Does not the disproportion between the weakness of the instrument, incapable of discovering a doctrine of this nature by itself, and the depth of the message being conveyed, reveal that a superior, supernatural, divine cause has intervened to entrust the sister with this message?

I cannot see how, humanly speaking, one could explain the nun's discovery of an idea, the originality and fecundity of which the theologians conducting the enquiry were able to perceive only gradually.

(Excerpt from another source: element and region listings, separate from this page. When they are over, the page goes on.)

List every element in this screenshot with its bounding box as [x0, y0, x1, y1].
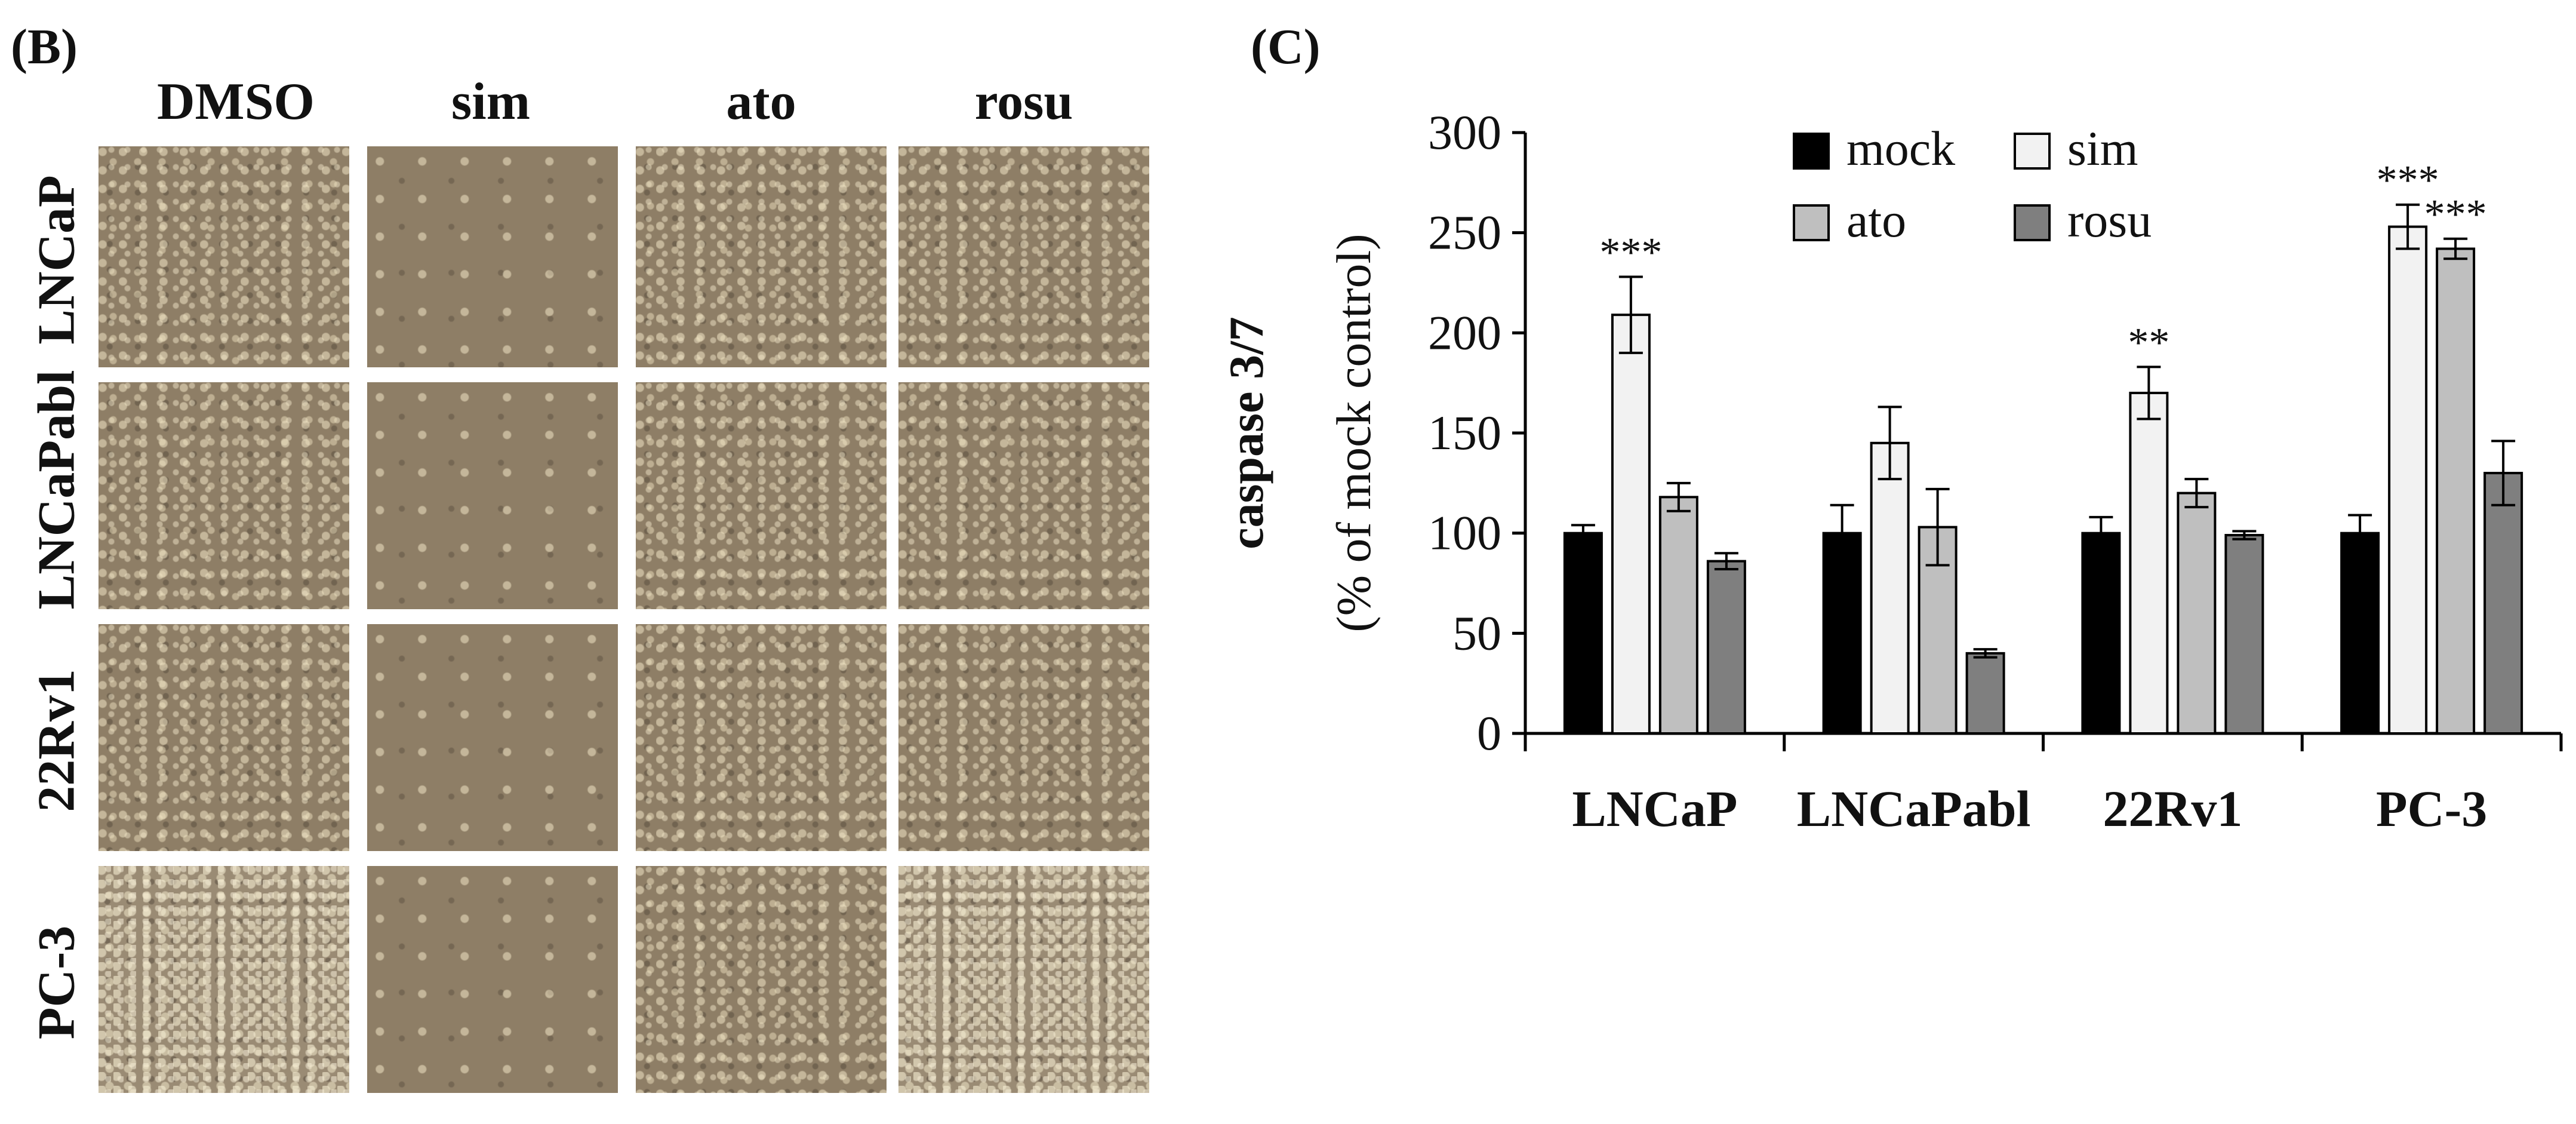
bar-lncap-sim [1611, 314, 1651, 735]
bar-lncapabl-rosu [1965, 652, 2005, 735]
bar-22rv1-rosu [2224, 534, 2264, 735]
x-category-label-pc-3: PC-3 [2376, 780, 2487, 837]
micrograph-22rv1-dmso [99, 624, 349, 851]
micrograph-lncap-sim [367, 146, 618, 367]
micrograph-22rv1-sim [367, 624, 618, 851]
micrograph-lncapabl-rosu [898, 382, 1149, 609]
bar-lncap-rosu [1706, 560, 1746, 735]
bar-pc-3-mock [2340, 532, 2380, 735]
micrograph-lncapabl-sim [367, 382, 618, 609]
y-axis-label: (% of mock control) [1327, 234, 1381, 632]
significance-pc-3-sim: *** [2377, 158, 2439, 204]
bar-lncapabl-sim [1870, 441, 1910, 735]
legend-label-ato: ato [1846, 193, 1906, 247]
micrograph-lncapabl-ato [636, 382, 887, 609]
micrograph-pc3-ato [636, 866, 887, 1093]
y-tick-label: 250 [1428, 205, 1501, 260]
bar-pc-3-ato [2436, 247, 2476, 735]
bar-22rv1-ato [2177, 492, 2217, 735]
bar-lncapabl-mock [1822, 532, 1862, 735]
legend-label-rosu: rosu [2067, 193, 2152, 247]
column-header-rosu: rosu [974, 73, 1073, 131]
y-tick-label: 150 [1428, 406, 1501, 460]
x-category-label-lncap: LNCaP [1572, 780, 1737, 837]
micrograph-pc3-dmso [99, 866, 349, 1093]
panel-b-label: (B) [11, 19, 78, 75]
y-tick-label: 100 [1428, 506, 1501, 560]
legend-swatch-sim [2014, 133, 2051, 170]
x-category-label-22rv1: 22Rv1 [2103, 780, 2242, 837]
y-tick-label: 300 [1428, 105, 1501, 159]
column-header-dmso: DMSO [157, 73, 315, 131]
legend-swatch-ato [1793, 204, 1830, 241]
bar-pc-3-sim [2388, 225, 2428, 735]
x-category-label-lncapabl: LNCaPabl [1797, 780, 2031, 837]
legend-label-mock: mock [1846, 121, 1955, 176]
micrograph-pc3-rosu [898, 866, 1149, 1093]
legend-swatch-mock [1793, 133, 1830, 170]
micrograph-lncap-rosu [898, 146, 1149, 367]
significance-pc-3-ato: *** [2424, 192, 2487, 238]
bar-22rv1-mock [2081, 532, 2121, 735]
column-header-sim: sim [451, 73, 530, 131]
y-axis-label-bold: caspase 3/7 [1219, 317, 1273, 549]
y-tick-label: 50 [1452, 606, 1501, 660]
micrograph-lncap-dmso [99, 146, 349, 367]
legend-label-sim: sim [2067, 121, 2138, 176]
bar-pc-3-rosu [2483, 472, 2523, 735]
micrograph-pc3-sim [367, 866, 618, 1093]
significance-22rv1-sim: ** [2128, 320, 2169, 366]
micrograph-22rv1-rosu [898, 624, 1149, 851]
significance-lncap-sim: *** [1599, 229, 1662, 275]
bar-22rv1-sim [2129, 391, 2169, 735]
micrograph-lncap-ato [636, 146, 887, 367]
micrograph-22rv1-ato [636, 624, 887, 851]
column-header-ato: ato [726, 73, 796, 131]
legend-swatch-rosu [2014, 204, 2051, 241]
bar-lncap-mock [1563, 532, 1603, 735]
y-tick-label: 200 [1428, 305, 1501, 360]
panel-c-label: (C) [1251, 19, 1321, 75]
bar-lncap-ato [1658, 496, 1698, 735]
micrograph-lncapabl-dmso [99, 382, 349, 609]
y-tick-label: 0 [1477, 706, 1501, 760]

Another fact seems to me equally significant: when Sister Eugenia made it known that she had been receiving apparitions of the Father, the investigating theologians replied that apparitions of the Father were in themselves impossible and that they had never occurred before in history. The sister held out against these objections, declaring simply: "The Father told me to describe what I saw. He asks His sons, the theologians, to search." The nun never changed her testimony in any way. She maintained her statements over many months. It was not until January 1934 that the theologians discovered in St. Thomas Aquinas himself the answer to their objection.

The answer given by the great doctor of the Church about the distinction between apparition and mission was enlightening. It removed the obstacle which was paralysing the whole enquiry. Challenged by wise theologians, the uneducated little nun proved to be right. How, humanly speaking, could we explain, in this case too, the nun's insight, wisdom and perseverance? A false visionary would have tried to adapt herself to the theologians' explanations. The nun, however, held her ground. These are the additional reasons why her testimony seems trustworthy to us.

In any case, what I find worthy of note is her reserved attitude towards the miraculous aspects of the case. While false visionaries give pride of place to extraordinary phenomena and even see nothing but these, Mother Eugenia, on the contrary, puts them second, as proofs, as means. There is no state of exaltation, but there is a balance of values which makes a favourable impression.

I will refer only briefly to the theologians' enquiry.

The Reverend Fathers Albert and Auguste Valencin are highly esteemed for their philosophical and theological authority, and for their deep knowledge of the spiritual life. Their intervention was required in other, similar enquiries. We know that they acted with great circumspection, and that is why we selected them for this work.

We are grateful for their devoted and conscientious collaboration. Their testimony in favour of the sister and of a supernatural explanation of the facts as a whole is all the more remarkable as they delayed their judgement for a long time, being at first hostile and sceptical, and then hesitant. Little by little, they became convinced, after raising all kinds of objections and imposing hard tests on the nun.

CONCLUSIONS

Following the dictates of my soul and my conscience, and with the keenest sense of my responsibility to the Church, I declare that supernatural and divine intervention seems to me the only logical and satisfactory explanation of the facts.

Isolated from all the surrounding features of the case,this essential fact seems to me to be noble, lofty and supernaturally rich: that a humble nun has called souls to true devotion to the Father, such as Jesus taught and the Church has enshrined in its liturgy. There is nothing alarming in this, only something that is very simple and in accordance with solid doctrine.

The miraculous facts which accompany this message could be separated from the main event and its value would still be preserved in its entirety. For doctrinal reasons, the Church will declare whether the idea of a special feast can be considered separately from this particular case involving the sister.

I believe that the fundamental proof of the authenticity of the nun's mission is shown by the way in which she puts into practice in her life the beautiful doctrine which she was apparently destined to remind us of.

I deem it proper to let her continue her work. I believe that the hand of God is in all this. After ten years of research, reflection and prayer, I bless the Father for having deigned to choose my diocese as the place for such touching manifestations of His love.